Our little T has a grasp on the world we live in, as much as can be expected of a 7-year-old with ADHD. He is still learning all of the social and governmental rules we abide by, but even in his most grounded moments he keeps at least a few toes outside the box playing with the air.
We live in a world of conformists. Afraid to clap when the room is silent, afraid to stand when others are seated. We are hard-wired to conform, we don’t push the limits.
T goes out hunting for the limits, and not only does he push them but he questions them, he analyzes them. He spends most of his mental time living outside the box.
If you’re like most parents, you spend your life leading these tiny, helpless, blank-slate humans into adulthood, believing you are doing your best, and always doing what’s best for them. In our confidence as adults, we make the decision (sometimes without realizing it) that the best thing for our children is to teach them to conform. To live inside the box. Be quiet when others are quiet, speak when you are spoken to, follow directions, walk the line. Because I said so.
Inside the box there are rules, standards, expectations and one set of facts to live by. But what do you do when your child refuses to live within the borders of that box? If you’re like me, you panic. You question your abilities as a parent, you doubt your strengths and magnify your failures. As a parent we become frantic with the thought that our child may be ostracized, cast out, labeled, discarded, or fail. They stumble, they fall, and we carry the weight of it.
We have all come to know that no two people are alike, however, we do expect most people to be similar. Why? Because we are comfortable with what is familiar. Though we may all have differences, we share many similarities that help us live in society together.

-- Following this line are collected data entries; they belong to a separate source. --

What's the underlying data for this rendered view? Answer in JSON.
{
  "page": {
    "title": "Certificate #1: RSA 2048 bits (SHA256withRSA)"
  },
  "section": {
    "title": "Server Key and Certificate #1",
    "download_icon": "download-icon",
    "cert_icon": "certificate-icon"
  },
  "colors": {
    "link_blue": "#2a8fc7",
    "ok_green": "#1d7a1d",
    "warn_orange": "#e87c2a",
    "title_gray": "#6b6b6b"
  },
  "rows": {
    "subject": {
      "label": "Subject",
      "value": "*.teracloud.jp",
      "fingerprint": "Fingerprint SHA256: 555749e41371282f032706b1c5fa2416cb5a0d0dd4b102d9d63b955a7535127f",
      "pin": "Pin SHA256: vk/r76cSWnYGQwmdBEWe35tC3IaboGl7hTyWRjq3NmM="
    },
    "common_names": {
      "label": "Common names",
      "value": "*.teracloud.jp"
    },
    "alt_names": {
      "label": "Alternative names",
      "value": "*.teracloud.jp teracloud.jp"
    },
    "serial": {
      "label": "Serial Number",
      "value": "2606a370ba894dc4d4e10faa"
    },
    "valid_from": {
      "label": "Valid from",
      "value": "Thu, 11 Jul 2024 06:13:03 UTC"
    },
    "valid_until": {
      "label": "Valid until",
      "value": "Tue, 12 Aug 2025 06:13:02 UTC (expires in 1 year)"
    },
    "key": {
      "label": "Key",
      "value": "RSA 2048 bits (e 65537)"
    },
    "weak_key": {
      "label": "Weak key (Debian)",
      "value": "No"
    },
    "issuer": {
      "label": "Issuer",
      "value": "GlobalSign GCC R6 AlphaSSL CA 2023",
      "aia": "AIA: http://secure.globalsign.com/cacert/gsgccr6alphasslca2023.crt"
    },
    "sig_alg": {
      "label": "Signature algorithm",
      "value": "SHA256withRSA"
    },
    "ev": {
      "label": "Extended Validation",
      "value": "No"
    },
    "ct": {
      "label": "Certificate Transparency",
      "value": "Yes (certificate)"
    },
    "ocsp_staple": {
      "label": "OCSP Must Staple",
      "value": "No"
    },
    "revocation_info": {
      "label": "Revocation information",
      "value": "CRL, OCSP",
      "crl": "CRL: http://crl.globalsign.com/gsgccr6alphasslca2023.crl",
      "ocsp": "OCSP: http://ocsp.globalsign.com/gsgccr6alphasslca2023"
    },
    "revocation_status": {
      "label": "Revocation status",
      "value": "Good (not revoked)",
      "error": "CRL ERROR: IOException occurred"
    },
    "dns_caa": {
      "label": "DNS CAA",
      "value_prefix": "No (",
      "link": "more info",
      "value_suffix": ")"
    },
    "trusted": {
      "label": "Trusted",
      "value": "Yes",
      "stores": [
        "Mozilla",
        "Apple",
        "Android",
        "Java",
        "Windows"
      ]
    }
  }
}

When someone stands out from the norm, typically they are regarded with at least some hesitation and cautious curiosity.
Many ADD/ADHD kids are outside the box thinkers. Their reasoning, logical, creative and analytical minds stray from conventional thinking almost as soon as they have a thought. I have come to realize that this is an incredible strength for them!
Imagine being in a room with 100 people with like-minded thinking abilities. A problem is presented and despite following the tried and true methods of calculation, no solution can be found. Conformity would have trained us to stop at that point. After the angles we know have been covered, all options have been exhausted. Now, try that with a group of Outside-the-box thinkers, and instead of a room of stumped brains, you’d end up with several creative (though maybe not probable) hypothesis. The worst that can happen at this point is failure, and THAT is where the learning takes place!
We need outside the box thinkers. If you have been lucky enough to be gifted with this kind of amazing minded child take a deep breath! Your child is not flawed, not disabled, and not difficult. Your child is capable of more than you may realize, and you now have the honor of pulling out his/her gifts, abilities, and strengths and learning to work with them!
Be proud of your family, in all of its differences. The difficulty we face as parents of a child with ADD/ADHD are meaningful difficulty! It means something that we are fighting for our children. It means something that we life in a state of trial and error. It means something that we try so hard to make room for them in this crowded world of conformity. It means that no matter the hardship, we do not give up. So be proud of yourself parents! You are amazing!